In discussing previous decisions that considered the fee issue, the Home Star Bank court quoted a federal district court case which found that “routinely [doctors have] escaped liability under the act when there was an emergency for which they never charged a ‘fee.’” Henslee v. Provena Hospitals, 373 F.Supp.2d 802, 809 (2005). The Home Star Bank court also touched on the notion that a “one-sided definition of ‘fee’ could result in a disparity of legal remedies between the affluent and the less-privileged.” Home Star Bank, supra. Whereas an affluent person with insurance would be billed for services and the doctor not be immune under the act, the court pointed out that an indigent, uninsured patient would likely not be billed because the provider of medical services would not be able to collect, thereby immunizing the doctor under the act. “The physician could arguably provide substandard care to all poor, uninsured patients because those patients would have no legal recourse against him,” the Home Start Bank court wrote. In Home Star Bank, the appellate court found that summary judgment was improperly granted to the emergency room doctor and that, as a matter of law, he was not protected by the Illinois’ Good Samaritan law.

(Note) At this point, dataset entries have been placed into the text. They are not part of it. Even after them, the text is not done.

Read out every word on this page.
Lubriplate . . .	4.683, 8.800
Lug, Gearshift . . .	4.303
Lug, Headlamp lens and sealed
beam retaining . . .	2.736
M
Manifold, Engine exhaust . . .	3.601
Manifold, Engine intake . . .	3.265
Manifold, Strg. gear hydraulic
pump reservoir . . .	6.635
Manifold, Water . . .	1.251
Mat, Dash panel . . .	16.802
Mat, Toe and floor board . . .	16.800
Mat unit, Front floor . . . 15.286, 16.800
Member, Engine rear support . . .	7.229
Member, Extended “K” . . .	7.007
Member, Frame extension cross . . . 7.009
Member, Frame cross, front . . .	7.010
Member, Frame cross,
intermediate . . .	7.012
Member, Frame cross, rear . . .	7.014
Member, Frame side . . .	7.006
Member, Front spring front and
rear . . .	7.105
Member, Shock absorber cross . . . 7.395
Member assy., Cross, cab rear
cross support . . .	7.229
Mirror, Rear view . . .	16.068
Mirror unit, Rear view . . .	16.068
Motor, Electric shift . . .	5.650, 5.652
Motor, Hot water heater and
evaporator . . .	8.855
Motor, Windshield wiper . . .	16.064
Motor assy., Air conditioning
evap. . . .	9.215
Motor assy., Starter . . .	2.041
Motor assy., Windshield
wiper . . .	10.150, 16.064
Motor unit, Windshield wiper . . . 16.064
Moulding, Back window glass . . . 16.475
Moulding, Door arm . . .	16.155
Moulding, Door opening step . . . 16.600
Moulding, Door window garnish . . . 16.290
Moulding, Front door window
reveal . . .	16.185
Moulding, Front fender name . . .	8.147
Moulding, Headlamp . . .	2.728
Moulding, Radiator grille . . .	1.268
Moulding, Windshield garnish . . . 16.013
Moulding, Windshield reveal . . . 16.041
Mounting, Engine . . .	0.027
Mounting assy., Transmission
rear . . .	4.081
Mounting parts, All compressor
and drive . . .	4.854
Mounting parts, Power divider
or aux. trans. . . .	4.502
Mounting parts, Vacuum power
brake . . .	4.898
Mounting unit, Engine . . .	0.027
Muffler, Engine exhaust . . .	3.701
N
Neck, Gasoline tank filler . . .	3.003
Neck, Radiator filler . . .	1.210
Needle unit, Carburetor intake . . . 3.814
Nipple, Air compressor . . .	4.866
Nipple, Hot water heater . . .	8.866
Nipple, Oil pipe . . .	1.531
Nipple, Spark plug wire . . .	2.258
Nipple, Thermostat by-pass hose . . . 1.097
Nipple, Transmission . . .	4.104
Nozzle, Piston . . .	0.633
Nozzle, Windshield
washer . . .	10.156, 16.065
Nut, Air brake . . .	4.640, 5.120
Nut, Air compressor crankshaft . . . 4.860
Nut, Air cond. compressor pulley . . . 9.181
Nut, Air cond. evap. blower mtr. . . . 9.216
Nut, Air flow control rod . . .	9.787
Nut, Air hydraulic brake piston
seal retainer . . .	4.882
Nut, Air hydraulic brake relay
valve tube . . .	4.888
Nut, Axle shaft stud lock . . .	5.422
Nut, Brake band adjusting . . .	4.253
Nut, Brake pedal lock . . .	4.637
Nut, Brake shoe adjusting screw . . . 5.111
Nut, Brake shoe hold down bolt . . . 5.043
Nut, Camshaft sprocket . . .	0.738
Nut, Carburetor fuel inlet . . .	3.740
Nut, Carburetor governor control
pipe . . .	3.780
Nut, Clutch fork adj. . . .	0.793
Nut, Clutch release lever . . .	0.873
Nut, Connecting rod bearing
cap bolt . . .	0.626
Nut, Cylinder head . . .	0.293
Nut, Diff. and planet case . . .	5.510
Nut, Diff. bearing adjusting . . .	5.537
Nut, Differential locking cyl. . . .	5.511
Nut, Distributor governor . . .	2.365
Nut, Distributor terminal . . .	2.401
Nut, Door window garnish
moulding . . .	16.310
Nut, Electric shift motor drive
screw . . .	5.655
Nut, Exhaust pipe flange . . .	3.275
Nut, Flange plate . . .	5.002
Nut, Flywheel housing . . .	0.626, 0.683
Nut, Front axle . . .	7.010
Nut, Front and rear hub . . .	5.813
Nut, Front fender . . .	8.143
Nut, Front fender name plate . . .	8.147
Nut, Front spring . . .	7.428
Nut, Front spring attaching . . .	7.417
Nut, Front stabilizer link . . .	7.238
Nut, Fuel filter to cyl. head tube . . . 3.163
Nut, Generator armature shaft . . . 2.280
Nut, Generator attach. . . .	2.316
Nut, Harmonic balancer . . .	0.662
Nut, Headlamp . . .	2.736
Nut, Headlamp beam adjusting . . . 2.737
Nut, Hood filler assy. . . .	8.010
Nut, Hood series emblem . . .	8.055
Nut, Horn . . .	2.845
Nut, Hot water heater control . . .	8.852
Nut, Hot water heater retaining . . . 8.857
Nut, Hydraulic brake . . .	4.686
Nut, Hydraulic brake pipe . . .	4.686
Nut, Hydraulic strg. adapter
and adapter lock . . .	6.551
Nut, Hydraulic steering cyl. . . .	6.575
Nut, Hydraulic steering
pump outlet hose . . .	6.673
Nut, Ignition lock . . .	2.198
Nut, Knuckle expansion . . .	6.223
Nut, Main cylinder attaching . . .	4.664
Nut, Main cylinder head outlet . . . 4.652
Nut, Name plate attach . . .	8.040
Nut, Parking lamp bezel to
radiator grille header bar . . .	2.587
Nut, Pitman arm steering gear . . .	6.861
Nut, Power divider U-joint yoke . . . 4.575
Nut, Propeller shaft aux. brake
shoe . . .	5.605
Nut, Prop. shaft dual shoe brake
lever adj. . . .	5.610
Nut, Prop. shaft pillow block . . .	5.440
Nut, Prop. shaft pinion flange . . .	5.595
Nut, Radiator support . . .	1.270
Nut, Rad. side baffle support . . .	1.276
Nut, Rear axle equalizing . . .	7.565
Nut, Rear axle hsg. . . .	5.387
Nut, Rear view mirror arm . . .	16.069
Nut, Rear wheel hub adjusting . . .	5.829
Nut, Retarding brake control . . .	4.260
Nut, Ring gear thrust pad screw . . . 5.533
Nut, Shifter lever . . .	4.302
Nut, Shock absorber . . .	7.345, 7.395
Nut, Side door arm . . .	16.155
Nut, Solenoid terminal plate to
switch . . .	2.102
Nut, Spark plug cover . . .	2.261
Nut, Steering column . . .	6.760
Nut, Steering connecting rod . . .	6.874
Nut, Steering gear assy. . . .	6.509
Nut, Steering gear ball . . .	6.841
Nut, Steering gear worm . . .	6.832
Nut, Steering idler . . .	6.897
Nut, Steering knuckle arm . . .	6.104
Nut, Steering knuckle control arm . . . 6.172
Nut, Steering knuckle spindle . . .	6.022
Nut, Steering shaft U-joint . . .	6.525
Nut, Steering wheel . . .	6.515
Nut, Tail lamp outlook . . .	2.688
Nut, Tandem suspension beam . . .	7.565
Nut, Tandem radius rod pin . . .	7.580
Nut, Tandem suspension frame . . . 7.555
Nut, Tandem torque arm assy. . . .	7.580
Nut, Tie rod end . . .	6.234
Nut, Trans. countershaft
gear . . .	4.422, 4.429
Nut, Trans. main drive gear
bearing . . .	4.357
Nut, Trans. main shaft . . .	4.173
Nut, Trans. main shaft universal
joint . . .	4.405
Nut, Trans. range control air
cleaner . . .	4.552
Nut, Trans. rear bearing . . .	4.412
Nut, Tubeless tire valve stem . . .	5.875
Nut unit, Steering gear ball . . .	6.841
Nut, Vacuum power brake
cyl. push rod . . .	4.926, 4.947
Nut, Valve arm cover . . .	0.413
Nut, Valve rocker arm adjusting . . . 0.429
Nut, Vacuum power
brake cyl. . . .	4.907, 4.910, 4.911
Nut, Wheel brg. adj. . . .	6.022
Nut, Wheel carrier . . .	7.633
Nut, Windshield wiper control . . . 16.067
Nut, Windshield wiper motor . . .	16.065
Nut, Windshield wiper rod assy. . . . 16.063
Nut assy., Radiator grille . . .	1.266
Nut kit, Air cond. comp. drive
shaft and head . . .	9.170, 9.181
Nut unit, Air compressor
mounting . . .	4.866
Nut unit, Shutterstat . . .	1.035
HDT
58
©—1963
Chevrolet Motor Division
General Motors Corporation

The emergency room physician argued that he was a “volunteer” because he was treating the patient outside of the ER. The Home Star Bank court examined the ambiguity of the “fee” requirement in the act. The setting itself also should be further examined in an appropriate case. As is apparent from an examination of the various legislative debates that took place during the passage of the law and its amendments over the years, state lawmakers did not intend for the act to apply inside the hospital setting.
Doctors there have state-of-the-art equipment, nurses and medical records. It is not the same as coming upon a victim on the roadway who may not even be able to communicate. The Home Star Bank court referenced the preamble of the act which states its legislative purpose — “‘numerous protections for the generous and compassionate acts of its citizens who volunteer their time and talent to help others.’” As the court further noted, “One cannot be a volunteer if one is paid for the services provided, whether one is paid by the hour, the day, the month, the year or the patient visit. Dr. Murphy was not voluntarily present at the hospital. He was paid by the hour to be there. … He did not provide that emergency care ‘without fee.’ We find that to hold otherwise would lead to an absurd result.” The court took a realistic look at what is happening, especially when a doctor is performing services at a hospital with all of the equipment and help at his disposal and is being paid to do so. “The act should not apply to physicians who provide emergency services in a hospital where they have been hired and paid to work, such as a staff member, an employee, an independent contractor or an on-call physician,” the court said. It might be time for the General Assembly to act again to ensure an “absurd result” does not occur. Future courts should see how common sense should prevail in these Good Samaritan cases.